E poi ch’ebber formato, prestato quel giuro solenne,
sorse fra loro, divino rampollo, Telemaco, e disse:
     60«Se il cuore, ospite, a te, pur basta, e lo spirito prode,
contro quest’uomo, niun altro tu devi temer degli Achivi:
ché se qualcun ti battesse, l’avrebbe da fare con molti.
E Antínoo con me lo promette, ed Eurímaco, entrambi
sovrani, entrambi saggi: la casa che t’ospita è mia».
     65Disse cosí: tutti quanti approvarono; e subito Ulisse
come una fascia i suoi stracci si cinse, a celar le vergogne;
e le sue cosce gagliarde si videro e grosse, e le polpe
larghe, ed i fianchi e le braccia massicce: ché Atena, venuta
presso al pastore di genti, le membra gli aveva ingrossate.
70Tutti le gran meraviglie facevano i Proci a tal vista.

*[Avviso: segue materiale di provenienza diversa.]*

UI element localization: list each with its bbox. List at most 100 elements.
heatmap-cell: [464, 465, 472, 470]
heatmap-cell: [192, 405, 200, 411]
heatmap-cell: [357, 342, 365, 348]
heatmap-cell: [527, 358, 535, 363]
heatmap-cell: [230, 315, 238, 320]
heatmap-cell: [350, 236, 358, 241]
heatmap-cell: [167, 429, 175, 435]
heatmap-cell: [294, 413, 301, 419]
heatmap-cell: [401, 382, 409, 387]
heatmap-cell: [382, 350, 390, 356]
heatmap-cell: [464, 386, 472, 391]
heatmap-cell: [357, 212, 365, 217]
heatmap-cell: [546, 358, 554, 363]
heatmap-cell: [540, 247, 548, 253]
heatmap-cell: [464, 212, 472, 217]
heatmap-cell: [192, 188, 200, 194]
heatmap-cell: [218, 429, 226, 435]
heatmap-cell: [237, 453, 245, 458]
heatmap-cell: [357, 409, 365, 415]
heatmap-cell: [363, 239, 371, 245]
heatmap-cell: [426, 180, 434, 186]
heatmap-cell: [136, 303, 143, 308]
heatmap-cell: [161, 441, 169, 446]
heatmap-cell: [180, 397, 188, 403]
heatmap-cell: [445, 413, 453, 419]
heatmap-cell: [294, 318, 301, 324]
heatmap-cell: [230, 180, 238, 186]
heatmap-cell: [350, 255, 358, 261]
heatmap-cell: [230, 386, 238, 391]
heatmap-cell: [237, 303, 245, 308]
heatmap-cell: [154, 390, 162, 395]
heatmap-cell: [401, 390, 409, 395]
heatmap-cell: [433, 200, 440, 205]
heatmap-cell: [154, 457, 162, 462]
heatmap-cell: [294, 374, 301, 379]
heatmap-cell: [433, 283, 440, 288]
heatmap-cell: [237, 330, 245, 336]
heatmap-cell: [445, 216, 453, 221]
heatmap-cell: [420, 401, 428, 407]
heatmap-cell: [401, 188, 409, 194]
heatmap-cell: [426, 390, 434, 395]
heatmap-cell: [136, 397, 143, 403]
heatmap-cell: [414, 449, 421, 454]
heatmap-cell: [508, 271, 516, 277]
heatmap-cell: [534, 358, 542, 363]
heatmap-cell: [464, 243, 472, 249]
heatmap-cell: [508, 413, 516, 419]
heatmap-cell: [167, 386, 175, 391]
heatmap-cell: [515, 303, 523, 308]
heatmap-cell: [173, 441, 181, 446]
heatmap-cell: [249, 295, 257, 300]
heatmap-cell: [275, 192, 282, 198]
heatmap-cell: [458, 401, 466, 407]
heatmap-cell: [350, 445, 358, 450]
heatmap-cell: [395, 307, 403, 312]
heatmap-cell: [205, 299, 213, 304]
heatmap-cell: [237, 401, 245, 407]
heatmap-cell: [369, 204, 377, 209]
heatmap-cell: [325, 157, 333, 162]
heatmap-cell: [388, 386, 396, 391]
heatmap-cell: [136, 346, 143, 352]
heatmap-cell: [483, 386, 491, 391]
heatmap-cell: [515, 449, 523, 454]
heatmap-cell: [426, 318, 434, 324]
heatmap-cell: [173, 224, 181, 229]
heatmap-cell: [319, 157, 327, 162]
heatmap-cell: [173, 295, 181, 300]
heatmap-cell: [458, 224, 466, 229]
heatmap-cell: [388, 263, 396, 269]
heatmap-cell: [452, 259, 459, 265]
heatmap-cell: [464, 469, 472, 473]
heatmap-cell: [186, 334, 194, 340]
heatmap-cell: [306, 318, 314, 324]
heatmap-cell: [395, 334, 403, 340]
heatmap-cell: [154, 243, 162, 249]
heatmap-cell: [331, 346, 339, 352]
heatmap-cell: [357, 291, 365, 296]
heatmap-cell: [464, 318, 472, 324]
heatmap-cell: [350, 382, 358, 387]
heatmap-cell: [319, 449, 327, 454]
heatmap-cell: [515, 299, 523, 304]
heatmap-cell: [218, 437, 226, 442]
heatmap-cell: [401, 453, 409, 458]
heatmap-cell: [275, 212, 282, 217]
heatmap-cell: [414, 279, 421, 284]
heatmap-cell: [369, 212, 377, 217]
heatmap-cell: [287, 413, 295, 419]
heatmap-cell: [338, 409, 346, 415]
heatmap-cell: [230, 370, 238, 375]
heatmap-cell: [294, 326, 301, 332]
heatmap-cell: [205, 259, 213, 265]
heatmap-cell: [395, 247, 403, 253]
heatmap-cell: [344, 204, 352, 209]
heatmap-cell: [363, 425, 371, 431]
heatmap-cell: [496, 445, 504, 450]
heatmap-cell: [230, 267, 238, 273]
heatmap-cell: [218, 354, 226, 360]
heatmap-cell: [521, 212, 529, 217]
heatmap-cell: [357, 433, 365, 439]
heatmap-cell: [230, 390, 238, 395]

E l’un guardando l’altro, diceva ciascuno al vicino:
«Iro a momenti è spacciato! S’è andato a cercare il malanno!
Vedi che reni, che lombi non ha sfoderato quel vecchio!»
     Tanto dicevano. E ad Iro veniva già meno il coraggio.
75Ma tuttavia lo fasciarono i servi, lo spinsero a forza,
pien di paura; e le polpe tremavan per tutte le membra.